LBS data, generated by smartphones and social media check-ins, have emerged as a valuable resource for understanding human activities (Cheng et al. 2021; Kubíček et al. 2019; Mao et al. 2016; Ratti et al. 2006; Seidl, Jankowski, and Tsou 2016; Shi et al. 2022; Wang et al. 2012; Wu et al. 2020; Zhao et al. 2017). These data sources offer the potential to enhance the accuracy of human activity research and enable fine-scale analysis (Fan et al. 2022; He et al. 2022; Kim, Helal, and Cook 2010; Shum et al. 2022; Yu et al. 2021). Numerous studies have delved into the spatio-temporal distribution of LBS data, thereby gaining intricate insights into the characteristics of human activities, such as identifying socially significant locations (Celik and Dokuz 2017; Dokuz 2022) and elucidating anomalous daily activities (Dokuz and Celik 2017). Chen et al. (2018) employed mobile phone records to create a neural network model for high-precision urban population mobility predictions, while Zheng et al. (2017) utilized Tencent location data combined with nighttime light data to extract accurate urban built-up area boundaries. Additionally, Yi, Du, and Tu (2019) analyzed the spatial and temporal characteristics of the population distribution on the Qinghai-Tibet Plateau during a festival using Tencent location data.

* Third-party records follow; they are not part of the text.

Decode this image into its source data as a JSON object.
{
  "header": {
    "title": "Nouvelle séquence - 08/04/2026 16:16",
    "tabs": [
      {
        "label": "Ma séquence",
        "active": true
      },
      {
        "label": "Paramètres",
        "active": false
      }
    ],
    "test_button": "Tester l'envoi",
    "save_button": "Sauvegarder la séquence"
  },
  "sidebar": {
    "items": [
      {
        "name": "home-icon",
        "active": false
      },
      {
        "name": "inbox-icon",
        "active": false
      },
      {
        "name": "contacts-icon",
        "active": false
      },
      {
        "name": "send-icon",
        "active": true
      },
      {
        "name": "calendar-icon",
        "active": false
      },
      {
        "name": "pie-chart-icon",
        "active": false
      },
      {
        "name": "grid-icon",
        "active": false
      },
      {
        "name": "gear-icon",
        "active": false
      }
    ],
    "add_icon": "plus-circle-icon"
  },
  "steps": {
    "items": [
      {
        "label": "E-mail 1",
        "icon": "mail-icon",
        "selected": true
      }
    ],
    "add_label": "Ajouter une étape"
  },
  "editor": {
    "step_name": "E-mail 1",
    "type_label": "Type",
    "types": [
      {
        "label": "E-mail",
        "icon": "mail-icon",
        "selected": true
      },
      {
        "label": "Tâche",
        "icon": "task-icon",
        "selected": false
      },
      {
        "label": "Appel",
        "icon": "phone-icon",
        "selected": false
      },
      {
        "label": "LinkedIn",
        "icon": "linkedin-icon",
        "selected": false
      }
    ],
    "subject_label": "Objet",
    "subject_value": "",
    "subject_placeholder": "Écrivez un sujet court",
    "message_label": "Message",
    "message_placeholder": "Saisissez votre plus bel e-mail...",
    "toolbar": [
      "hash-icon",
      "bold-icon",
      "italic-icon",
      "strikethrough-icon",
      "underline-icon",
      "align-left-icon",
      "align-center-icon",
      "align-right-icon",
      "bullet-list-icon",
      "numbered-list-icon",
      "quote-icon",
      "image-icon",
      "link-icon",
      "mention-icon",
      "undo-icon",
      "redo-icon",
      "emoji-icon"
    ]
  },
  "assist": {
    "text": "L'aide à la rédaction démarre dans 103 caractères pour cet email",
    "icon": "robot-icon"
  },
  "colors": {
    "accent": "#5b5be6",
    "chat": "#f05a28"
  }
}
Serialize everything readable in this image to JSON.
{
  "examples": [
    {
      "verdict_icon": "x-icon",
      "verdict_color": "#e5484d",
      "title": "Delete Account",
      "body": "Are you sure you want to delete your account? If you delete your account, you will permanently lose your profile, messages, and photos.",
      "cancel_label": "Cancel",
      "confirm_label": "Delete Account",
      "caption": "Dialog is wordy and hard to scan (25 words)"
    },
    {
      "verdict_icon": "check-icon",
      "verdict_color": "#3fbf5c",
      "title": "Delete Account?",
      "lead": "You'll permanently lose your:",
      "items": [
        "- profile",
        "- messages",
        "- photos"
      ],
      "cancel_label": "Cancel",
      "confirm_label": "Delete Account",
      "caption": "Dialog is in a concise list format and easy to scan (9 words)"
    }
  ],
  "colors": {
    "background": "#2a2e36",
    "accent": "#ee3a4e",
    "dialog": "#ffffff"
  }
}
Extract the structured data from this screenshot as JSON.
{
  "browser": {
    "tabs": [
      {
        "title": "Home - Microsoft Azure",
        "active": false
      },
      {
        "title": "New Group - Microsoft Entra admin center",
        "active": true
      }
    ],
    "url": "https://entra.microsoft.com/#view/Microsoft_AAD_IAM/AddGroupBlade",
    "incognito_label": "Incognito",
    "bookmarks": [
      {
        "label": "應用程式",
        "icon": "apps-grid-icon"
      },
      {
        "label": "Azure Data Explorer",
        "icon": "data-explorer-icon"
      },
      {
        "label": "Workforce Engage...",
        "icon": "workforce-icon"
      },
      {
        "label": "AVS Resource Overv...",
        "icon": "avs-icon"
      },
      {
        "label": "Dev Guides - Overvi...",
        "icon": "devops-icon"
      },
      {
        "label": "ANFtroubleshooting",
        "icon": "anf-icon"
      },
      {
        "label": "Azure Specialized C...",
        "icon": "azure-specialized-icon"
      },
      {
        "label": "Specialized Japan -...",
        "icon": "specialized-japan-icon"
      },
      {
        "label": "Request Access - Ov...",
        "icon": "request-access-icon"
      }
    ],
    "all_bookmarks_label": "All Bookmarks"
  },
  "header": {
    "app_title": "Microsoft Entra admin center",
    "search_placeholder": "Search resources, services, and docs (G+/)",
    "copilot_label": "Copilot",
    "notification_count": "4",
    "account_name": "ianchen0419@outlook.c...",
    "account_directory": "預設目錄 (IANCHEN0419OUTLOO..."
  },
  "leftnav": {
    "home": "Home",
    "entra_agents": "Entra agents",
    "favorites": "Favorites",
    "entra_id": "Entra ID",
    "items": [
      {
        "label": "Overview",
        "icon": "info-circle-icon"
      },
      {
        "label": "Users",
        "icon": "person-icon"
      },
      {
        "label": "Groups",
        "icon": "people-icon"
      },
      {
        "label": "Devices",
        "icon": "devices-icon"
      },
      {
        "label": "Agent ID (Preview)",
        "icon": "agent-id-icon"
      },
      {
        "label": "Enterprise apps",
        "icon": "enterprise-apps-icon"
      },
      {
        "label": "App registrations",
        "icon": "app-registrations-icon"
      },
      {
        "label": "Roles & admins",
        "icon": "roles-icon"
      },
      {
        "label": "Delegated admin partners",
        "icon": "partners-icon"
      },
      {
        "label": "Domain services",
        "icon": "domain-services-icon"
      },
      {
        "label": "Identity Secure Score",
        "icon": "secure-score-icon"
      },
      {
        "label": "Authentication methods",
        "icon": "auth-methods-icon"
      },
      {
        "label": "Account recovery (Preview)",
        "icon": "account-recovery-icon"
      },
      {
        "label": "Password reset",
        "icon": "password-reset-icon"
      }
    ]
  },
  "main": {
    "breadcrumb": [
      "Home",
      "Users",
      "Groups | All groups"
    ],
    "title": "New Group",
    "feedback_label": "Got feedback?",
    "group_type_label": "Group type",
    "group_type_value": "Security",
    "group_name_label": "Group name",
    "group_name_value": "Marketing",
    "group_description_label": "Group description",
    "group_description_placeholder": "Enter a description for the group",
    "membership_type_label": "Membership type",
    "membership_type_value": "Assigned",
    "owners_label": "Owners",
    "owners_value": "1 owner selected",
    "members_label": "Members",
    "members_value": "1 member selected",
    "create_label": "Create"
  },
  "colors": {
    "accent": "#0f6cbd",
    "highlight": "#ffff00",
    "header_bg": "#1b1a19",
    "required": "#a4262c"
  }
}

In current research using location-based data to study human activities, the focus is often placed on overall human activities or specific types of activities. However, there is limited research attempting to distinguish different human activity patterns using geographic location data. Additionally, most of the studies on human activities tend to concentrate on economically developed, densely populated urban areas, while research on high-altitude mountain areas is scarce. High-altitude mountain regions are characterized by sparse population distribution and underdeveloped infrastructure, which make it challenging to obtain sufficient and reliable location data. In contrast to plain areas, human activities in high-altitude mountainous areas are more likely to be influenced by natural factors, such as terrain and rivers, rather than economic or transportation factors.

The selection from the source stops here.